Received 21 November 2025; Accepted 22 January 2026; Published online 18 February 2026

Abstract

The accumulation of carbon monoxide (CO) in underground spaces poses a significant health hazard; therefore, effective ventilation is essential. This study presents a transient numerical analysis under turbulent flow conditions to evaluate CO dispersion, and identify optimal ventilation configurations. Both during normal operation and in scenarios with high localized concentrations, such as a fire event. The governing equations were solved using the finite volume method with the standard k–ε. Turbulence model. Three configurations were analyzed by varying the outlet location: Case A with an upper-left outlet, Case B with a mid-left outlet, and Case C with a lower-left outlet. The Reynolds number (Re) ranged from 500 to 10,000 to represent different flow velocities. The results showed that the time required to purge the interior region ranged from 11 to 16 s for Re=5000 and Re=10,000, achieving minimum average (CO) concentrations of 1 ppm.
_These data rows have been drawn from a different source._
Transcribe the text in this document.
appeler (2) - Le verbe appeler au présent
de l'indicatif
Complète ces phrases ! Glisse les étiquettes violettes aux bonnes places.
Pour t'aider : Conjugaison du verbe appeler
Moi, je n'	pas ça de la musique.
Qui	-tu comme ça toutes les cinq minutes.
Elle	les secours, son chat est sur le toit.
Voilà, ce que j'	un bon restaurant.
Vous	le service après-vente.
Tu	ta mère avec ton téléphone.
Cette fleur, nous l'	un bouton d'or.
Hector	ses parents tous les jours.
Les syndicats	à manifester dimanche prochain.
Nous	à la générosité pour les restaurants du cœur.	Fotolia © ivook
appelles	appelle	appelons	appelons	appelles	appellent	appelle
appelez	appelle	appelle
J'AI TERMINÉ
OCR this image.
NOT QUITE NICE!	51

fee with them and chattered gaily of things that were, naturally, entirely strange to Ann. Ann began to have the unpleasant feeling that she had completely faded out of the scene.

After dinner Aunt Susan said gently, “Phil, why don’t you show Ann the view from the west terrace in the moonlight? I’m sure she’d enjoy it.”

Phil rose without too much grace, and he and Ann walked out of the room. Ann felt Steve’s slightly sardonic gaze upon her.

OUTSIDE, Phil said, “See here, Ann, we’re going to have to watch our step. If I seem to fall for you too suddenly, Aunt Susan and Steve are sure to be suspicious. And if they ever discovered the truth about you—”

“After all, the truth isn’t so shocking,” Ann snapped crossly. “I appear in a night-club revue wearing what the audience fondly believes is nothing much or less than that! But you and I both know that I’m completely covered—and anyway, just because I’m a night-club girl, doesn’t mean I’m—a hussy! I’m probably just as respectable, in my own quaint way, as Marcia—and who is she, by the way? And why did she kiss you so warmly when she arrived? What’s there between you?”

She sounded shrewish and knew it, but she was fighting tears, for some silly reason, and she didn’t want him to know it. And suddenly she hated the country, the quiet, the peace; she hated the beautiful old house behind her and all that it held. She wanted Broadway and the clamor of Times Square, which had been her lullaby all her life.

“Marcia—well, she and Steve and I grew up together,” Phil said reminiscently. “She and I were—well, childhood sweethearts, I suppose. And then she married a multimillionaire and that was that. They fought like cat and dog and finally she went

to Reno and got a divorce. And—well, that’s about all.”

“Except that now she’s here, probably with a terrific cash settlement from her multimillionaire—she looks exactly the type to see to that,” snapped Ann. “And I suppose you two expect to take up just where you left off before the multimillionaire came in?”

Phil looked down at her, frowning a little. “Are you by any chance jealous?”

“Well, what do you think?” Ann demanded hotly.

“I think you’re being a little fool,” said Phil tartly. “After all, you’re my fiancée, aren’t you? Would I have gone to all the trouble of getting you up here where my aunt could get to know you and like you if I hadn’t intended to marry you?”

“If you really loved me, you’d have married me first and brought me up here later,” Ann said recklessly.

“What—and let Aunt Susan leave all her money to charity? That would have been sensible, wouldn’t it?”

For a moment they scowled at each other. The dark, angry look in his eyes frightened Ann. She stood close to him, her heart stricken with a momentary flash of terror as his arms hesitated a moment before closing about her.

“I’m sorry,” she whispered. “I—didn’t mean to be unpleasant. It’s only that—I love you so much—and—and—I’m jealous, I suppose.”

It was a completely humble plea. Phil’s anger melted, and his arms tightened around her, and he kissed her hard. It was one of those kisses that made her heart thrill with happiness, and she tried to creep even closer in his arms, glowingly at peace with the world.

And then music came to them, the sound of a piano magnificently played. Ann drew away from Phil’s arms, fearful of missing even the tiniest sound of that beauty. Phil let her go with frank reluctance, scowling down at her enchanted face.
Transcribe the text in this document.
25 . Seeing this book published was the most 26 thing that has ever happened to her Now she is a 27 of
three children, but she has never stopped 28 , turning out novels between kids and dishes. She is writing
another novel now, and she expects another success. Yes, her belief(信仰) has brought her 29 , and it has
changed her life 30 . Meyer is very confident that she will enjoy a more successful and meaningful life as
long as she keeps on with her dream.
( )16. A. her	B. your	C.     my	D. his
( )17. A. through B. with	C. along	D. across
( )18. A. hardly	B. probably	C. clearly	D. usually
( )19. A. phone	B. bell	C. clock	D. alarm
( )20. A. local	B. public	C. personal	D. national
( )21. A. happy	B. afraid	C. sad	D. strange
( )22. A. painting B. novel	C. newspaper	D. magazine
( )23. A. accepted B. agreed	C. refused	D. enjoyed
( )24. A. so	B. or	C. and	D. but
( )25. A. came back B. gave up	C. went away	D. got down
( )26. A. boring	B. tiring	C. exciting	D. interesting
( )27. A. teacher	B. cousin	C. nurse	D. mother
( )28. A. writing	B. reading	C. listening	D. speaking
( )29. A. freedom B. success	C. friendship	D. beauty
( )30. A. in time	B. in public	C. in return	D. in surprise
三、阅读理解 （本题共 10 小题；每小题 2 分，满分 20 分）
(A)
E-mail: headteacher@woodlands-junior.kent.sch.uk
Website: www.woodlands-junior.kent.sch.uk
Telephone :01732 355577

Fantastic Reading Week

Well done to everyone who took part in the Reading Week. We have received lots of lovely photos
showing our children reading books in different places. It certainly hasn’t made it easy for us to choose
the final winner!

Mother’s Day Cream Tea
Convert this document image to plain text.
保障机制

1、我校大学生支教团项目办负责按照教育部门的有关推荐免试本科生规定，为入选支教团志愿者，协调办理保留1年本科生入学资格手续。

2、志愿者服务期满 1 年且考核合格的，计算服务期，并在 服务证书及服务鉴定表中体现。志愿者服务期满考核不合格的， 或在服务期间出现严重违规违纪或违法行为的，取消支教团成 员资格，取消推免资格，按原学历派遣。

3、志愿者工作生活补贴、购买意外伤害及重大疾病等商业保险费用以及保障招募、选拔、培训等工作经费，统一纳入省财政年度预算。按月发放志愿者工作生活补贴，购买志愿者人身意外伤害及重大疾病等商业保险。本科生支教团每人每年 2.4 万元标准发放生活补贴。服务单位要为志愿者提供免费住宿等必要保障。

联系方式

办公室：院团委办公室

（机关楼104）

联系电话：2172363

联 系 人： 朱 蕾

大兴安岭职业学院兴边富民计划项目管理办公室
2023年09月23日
Case C exhibited cross-ventilation that enhanced contaminant removal, whereas Case A demonstrated the highest overall distribution efficiency (εC=14.364). In the localized fire scenario, cross-ventilation minimized CO propagation into the interior, with removal times ranging from 11 to 191 s. This depended on the fire location and the Reynolds number. This study demonstrates that outlet positioning, flow velocity, and the presence of thermal plumes significantly influence CO dispersion and removal. The findings provide practical design and operational guidelines for ventilation systems in confined underground environments, ensuring occupant safety and maintaining indoor air quality during both normal and emergency conditions.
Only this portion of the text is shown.